The root of the American credit crisis is similar to that of previous recessions. As profits pile up during economic expansions, investors eventually find it difficult to find investments that generate large returns, so they send their money after riskier prospects. In the expansion that just ended, the most important of those questionable investments was subprime mortgages, culminating in mortgage loans that required minimal to nonexistent credit checks, down payments or even proof of income. In total, some $550 billion of subprime loans (and a separate $725 billion of Alt-A loans — the next quality step up from subprime) are currently outstanding.
The worst of these mortgages granted very low teaser interest rates that adjusted to normal rates after a period of two to five years; there were some $350 billion of these in subprime, and an additional $385 billion in Alt-A. While virtually none of these questionable-quality mortgages have been granted since the credit crunch began roughly a year ago, those resets are now weighing heavily on the housing market. As the rates reset, borrowers with questionable income and credit are often unable to meet the new, grossly enlarged payments based on the new rates. The result is a cascade of foreclosures that gluts the housing market, pushing prices down. So far $55 billion of subprime mortgages are in foreclosure, and just over another $80 billion are in severe delinquency. The numbers for Alt-A are $40 billion and $45 billion, respectively.
Under normal circumstances, this is more or less where things would have ended: A glut in regional housing stocks where subprime mortgages were most overused — especially in the Southern California, Las Vegas and Miami regions — would lead to a recession in those housing markets and perhaps some leakage into the broader national housing market.
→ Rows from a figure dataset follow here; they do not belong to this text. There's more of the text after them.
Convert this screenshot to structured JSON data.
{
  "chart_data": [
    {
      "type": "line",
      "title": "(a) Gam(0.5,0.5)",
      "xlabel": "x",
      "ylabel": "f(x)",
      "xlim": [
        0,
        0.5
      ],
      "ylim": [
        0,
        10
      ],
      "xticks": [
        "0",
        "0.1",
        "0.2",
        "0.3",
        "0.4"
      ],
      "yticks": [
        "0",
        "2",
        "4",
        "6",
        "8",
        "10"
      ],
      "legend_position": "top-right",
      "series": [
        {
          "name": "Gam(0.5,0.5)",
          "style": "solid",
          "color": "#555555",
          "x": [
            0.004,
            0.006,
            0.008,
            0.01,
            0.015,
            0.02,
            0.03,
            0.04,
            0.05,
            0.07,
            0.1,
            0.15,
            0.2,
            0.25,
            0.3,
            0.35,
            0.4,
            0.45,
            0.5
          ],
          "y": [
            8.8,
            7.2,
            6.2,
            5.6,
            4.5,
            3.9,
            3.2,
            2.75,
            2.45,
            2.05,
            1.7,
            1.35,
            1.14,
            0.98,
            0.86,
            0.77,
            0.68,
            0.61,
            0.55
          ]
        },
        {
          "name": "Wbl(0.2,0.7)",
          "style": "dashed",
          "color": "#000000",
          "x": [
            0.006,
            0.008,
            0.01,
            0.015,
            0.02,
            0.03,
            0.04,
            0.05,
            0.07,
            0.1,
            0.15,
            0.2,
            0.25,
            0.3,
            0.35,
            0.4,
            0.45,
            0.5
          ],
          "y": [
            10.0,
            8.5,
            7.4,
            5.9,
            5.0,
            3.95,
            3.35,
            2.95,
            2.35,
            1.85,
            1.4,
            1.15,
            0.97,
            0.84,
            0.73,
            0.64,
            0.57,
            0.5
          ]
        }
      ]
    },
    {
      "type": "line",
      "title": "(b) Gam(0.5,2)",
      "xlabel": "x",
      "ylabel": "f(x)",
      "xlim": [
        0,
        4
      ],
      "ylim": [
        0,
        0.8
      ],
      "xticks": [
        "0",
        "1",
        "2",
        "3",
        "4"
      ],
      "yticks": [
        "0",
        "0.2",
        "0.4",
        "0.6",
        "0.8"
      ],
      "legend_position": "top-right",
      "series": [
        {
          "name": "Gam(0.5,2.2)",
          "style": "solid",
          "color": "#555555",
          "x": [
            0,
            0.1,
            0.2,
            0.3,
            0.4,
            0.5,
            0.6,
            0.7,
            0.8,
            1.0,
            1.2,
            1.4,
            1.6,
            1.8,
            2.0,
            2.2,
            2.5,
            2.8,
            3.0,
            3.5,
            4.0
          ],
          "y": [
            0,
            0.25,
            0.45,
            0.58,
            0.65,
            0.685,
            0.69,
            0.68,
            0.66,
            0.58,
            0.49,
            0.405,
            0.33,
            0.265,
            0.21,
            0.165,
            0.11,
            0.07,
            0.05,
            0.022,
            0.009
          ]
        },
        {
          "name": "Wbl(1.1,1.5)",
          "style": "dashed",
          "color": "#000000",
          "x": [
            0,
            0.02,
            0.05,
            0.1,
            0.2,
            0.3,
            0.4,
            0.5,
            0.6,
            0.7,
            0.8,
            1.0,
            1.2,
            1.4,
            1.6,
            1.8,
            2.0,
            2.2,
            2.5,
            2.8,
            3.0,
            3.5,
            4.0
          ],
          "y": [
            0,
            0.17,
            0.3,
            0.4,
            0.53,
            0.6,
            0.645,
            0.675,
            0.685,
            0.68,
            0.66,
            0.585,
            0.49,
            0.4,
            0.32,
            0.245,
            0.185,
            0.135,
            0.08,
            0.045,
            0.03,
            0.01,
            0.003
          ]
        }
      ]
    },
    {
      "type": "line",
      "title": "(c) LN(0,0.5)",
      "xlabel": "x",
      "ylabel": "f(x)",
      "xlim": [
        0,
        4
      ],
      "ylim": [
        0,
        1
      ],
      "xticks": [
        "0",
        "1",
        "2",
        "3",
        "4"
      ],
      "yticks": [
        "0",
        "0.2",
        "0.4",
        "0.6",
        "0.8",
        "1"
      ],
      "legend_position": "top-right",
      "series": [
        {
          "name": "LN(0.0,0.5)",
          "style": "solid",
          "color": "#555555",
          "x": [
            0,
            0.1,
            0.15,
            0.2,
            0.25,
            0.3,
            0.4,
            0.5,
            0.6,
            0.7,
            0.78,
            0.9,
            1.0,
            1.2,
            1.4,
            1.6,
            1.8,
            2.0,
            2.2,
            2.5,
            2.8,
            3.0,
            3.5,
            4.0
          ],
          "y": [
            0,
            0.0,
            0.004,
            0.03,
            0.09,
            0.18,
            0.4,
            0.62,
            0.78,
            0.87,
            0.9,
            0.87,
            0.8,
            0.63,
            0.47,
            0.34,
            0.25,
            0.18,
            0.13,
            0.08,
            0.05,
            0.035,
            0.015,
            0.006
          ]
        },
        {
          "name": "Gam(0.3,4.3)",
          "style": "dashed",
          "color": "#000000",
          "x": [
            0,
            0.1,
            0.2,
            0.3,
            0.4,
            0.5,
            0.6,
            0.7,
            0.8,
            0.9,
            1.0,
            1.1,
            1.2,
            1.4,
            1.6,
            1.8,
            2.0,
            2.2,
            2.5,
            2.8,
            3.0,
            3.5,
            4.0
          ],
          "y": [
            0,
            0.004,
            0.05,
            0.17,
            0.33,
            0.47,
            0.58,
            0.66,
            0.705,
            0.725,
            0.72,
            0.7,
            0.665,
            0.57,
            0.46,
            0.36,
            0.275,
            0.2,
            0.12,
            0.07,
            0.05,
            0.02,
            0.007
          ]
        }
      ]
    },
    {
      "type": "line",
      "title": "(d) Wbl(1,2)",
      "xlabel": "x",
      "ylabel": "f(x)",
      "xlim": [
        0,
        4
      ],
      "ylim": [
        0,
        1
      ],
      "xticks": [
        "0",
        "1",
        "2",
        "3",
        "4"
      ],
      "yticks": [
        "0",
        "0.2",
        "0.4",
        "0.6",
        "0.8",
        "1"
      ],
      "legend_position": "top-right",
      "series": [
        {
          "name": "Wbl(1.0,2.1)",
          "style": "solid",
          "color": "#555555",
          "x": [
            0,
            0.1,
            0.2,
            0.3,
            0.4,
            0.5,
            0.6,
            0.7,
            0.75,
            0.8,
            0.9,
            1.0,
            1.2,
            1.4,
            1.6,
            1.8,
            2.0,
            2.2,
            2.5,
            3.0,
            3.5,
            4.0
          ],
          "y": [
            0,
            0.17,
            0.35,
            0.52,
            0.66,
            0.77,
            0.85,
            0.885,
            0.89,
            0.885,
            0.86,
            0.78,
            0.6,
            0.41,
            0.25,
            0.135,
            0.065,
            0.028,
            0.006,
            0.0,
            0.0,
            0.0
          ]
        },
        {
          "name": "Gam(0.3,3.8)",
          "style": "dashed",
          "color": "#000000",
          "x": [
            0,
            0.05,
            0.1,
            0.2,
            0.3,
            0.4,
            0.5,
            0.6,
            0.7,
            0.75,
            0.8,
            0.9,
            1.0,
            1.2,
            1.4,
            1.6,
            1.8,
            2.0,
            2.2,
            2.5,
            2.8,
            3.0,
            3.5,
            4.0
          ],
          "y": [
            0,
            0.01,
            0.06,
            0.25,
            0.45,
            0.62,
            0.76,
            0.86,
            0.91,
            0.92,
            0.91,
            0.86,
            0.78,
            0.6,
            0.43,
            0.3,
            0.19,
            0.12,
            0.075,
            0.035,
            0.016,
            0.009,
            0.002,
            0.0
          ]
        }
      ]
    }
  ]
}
But there is another step in the process that made the problem bigger. Mortgages are only rarely kept by their issuers — instead they are bundled into packages and sold to interested investors. This serves three purposes. First, since the mortgage maker can sell his loan for a profit, he can then turn around and make another mortgage. Second, this secondary tier of investors brings an entirely new source of capital into the market. Third, these packaged mortgages can be sold to yet more investors, creating a new series of mortgage-backed assets (and securities) that can be traded abroad. Taken together, this widens and deepens the capital pool and reduces mortgage rates for everyone.